Book Signing: Saturday, July 28th, 2018, 2:00-4:00 p.m.
Galveston Bookshop will host a book signing on Saturday, July 28th, 2:00-4:00 p.m. for E. Barry Gray and his new history of Texas’ golden age of Victorian courthouses, illustrated with vintage postcards.
The Victorian Courthouses of Texas have been considered the architectural treasures of the state. Although the buildings share many characteristics, such as the use of wrought iron, stained-glass, towers, turrets, and gingerbread, the Victorian Era represents not one, but many different styles. This was the golden age of courthouse design when almost every county in Texas built at least one of the imposing and ornate structures, and because of fires, sometimes two or three.
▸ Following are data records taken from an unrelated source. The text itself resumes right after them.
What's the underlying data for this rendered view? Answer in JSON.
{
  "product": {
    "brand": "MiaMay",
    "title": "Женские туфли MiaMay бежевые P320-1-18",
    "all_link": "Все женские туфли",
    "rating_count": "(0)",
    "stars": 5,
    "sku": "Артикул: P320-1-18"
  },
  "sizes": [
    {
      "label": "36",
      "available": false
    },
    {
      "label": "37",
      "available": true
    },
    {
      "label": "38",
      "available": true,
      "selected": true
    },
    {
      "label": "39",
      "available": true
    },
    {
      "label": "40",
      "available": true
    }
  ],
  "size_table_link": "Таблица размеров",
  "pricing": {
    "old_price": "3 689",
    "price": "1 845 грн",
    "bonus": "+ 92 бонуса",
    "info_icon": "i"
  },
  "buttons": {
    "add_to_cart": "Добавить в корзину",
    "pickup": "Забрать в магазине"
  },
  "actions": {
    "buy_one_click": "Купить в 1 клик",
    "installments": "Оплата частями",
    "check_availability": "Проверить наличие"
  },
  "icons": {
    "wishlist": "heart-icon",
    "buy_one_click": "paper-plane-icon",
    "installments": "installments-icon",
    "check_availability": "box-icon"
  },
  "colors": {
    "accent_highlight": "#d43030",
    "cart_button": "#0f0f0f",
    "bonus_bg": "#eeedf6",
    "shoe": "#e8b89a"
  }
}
Texas was fortunate during this period (1837-1900+) to have some of the greatest Victorian architects in the country: Houston’s Eugene T. Heiner, San Antonio’s Alfred Giles and James Riely Gordon, Galveston’s Nicholas Clayton, Austin’s Jacob Larmour and Frederic Ruffini, Waco’s Wesley Clark Dodson, and Dallas’ James Edward Flanders.
The Victorian styles fit perfectly with the idea of what a temple of justice should say about a county’s people and their values, illustrating in stone and glass the importance of government and law in society. While most of these great buildings are now gone, the beauty of their designs has been preserved in the hand-tinted post cards that were so popular in those days.
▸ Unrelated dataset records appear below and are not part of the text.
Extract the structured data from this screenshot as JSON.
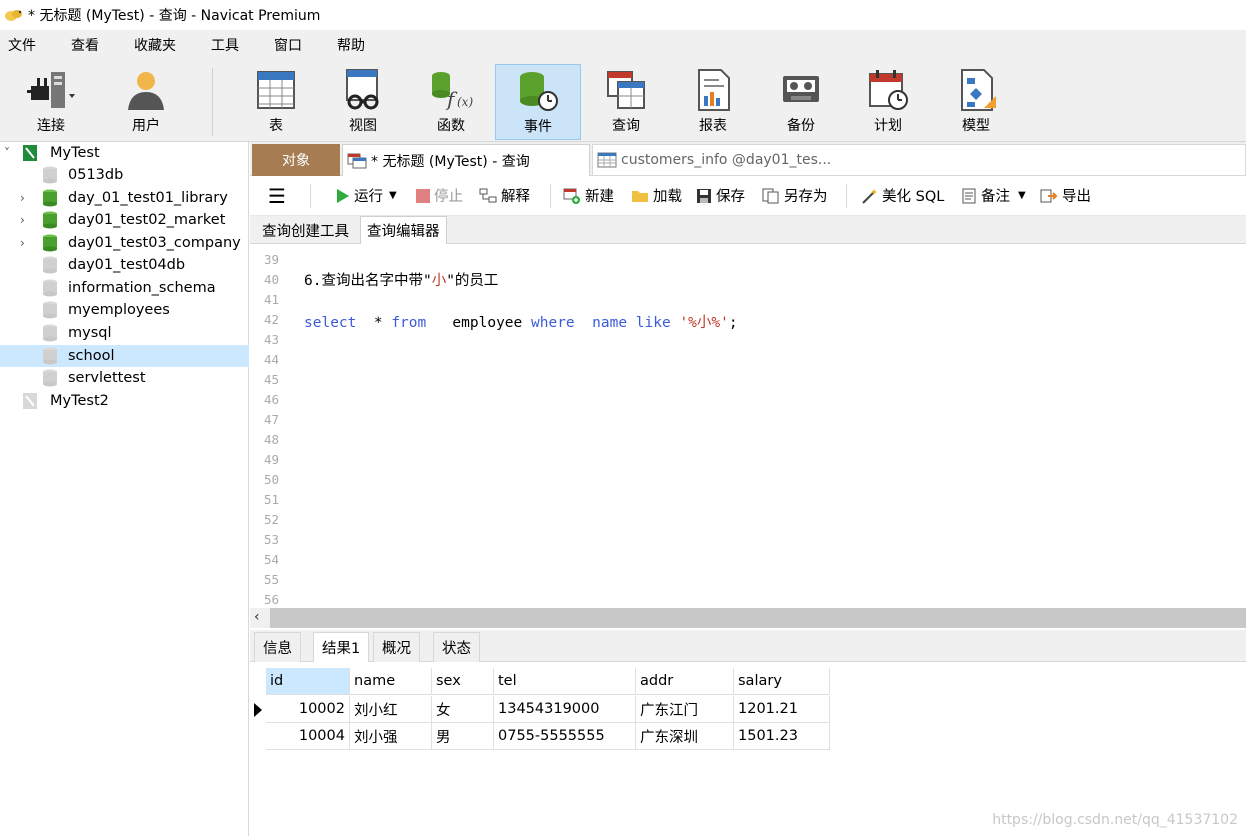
{
  "window": {
    "title": "* 无标题 (MyTest) - 查询 - Navicat Premium"
  },
  "menu": [
    "文件",
    "查看",
    "收藏夹",
    "工具",
    "窗口",
    "帮助"
  ],
  "toolbar": {
    "buttons": [
      {
        "label": "连接",
        "icon": "connection-icon"
      },
      {
        "label": "用户",
        "icon": "user-icon"
      },
      {
        "label": "表",
        "icon": "table-icon"
      },
      {
        "label": "视图",
        "icon": "view-icon"
      },
      {
        "label": "函数",
        "icon": "function-icon"
      },
      {
        "label": "事件",
        "icon": "event-icon",
        "active": true
      },
      {
        "label": "查询",
        "icon": "query-icon"
      },
      {
        "label": "报表",
        "icon": "report-icon"
      },
      {
        "label": "备份",
        "icon": "backup-icon"
      },
      {
        "label": "计划",
        "icon": "schedule-icon"
      },
      {
        "label": "模型",
        "icon": "model-icon"
      }
    ]
  },
  "sidebar": {
    "items": [
      {
        "label": "MyTest",
        "level": 0,
        "expanded": true,
        "type": "connection"
      },
      {
        "label": "0513db",
        "level": 1,
        "type": "db-closed"
      },
      {
        "label": "day_01_test01_library",
        "level": 1,
        "type": "db-open",
        "expandable": true
      },
      {
        "label": "day01_test02_market",
        "level": 1,
        "type": "db-open",
        "expandable": true
      },
      {
        "label": "day01_test03_company",
        "level": 1,
        "type": "db-open",
        "expandable": true
      },
      {
        "label": "day01_test04db",
        "level": 1,
        "type": "db-closed"
      },
      {
        "label": "information_schema",
        "level": 1,
        "type": "db-closed"
      },
      {
        "label": "myemployees",
        "level": 1,
        "type": "db-closed"
      },
      {
        "label": "mysql",
        "level": 1,
        "type": "db-closed"
      },
      {
        "label": "school",
        "level": 1,
        "type": "db-closed",
        "selected": true
      },
      {
        "label": "servlettest",
        "level": 1,
        "type": "db-closed"
      },
      {
        "label": "MyTest2",
        "level": 0,
        "type": "connection-off"
      }
    ]
  },
  "tabs": {
    "objects": "对象",
    "query": "* 无标题 (MyTest) - 查询",
    "customers": "customers_info @day01_tes..."
  },
  "query_toolbar": {
    "run": "运行",
    "stop": "停止",
    "explain": "解释",
    "new": "新建",
    "load": "加载",
    "save": "保存",
    "save_as": "另存为",
    "beautify": "美化 SQL",
    "comment": "备注",
    "export": "导出"
  },
  "subtabs": {
    "builder": "查询创建工具",
    "editor": "查询编辑器"
  },
  "editor": {
    "line_numbers": [
      "39",
      "40",
      "41",
      "42",
      "43",
      "44",
      "45",
      "46",
      "47",
      "48",
      "49",
      "50",
      "51",
      "52",
      "53",
      "54",
      "55",
      "56"
    ],
    "line40_pre": "6.查询出名字中带\"",
    "line40_mid": "小",
    "line40_post": "\"的员工",
    "line42": {
      "kw1": "select",
      "t1": "  * ",
      "kw2": "from",
      "t2": "   employee ",
      "kw3": "where",
      "t3": "  ",
      "kw4": "name",
      "t4": " ",
      "kw5": "like",
      "t5": " ",
      "str": "'%小%'",
      "end": ";"
    }
  },
  "result_tabs": [
    "信息",
    "结果1",
    "概况",
    "状态"
  ],
  "result": {
    "columns": [
      "id",
      "name",
      "sex",
      "tel",
      "addr",
      "salary"
    ],
    "rows": [
      [
        "10002",
        "刘小红",
        "女",
        "13454319000",
        "广东江门",
        "1201.21"
      ],
      [
        "10004",
        "刘小强",
        "男",
        "0755-5555555",
        "广东深圳",
        "1501.23"
      ]
    ]
  },
  "watermark": "https://blog.csdn.net/qq_41537102"
}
Victorian Texas Courthouses and County Histories in Post Cards seeks to preserve the memory of this architectural tradition through the gathering of over one hundred vintage picture post cards. His previous book, Greetings from Galveston, explores island history also using post cards for illustrations.
E. Barry Gray is a 5th generation Texan whose family was among the earliest settlers of East Texas. His great-great grandfather was Josephus S. Ervine, the youngest man to have fought in the Battle of San Jacinto. This family heritage accounts for his lifelong love of Texas history. He is a graduate of the University of Texas at Austin and taught chemistry and physics in Texas public schools for thirty four years.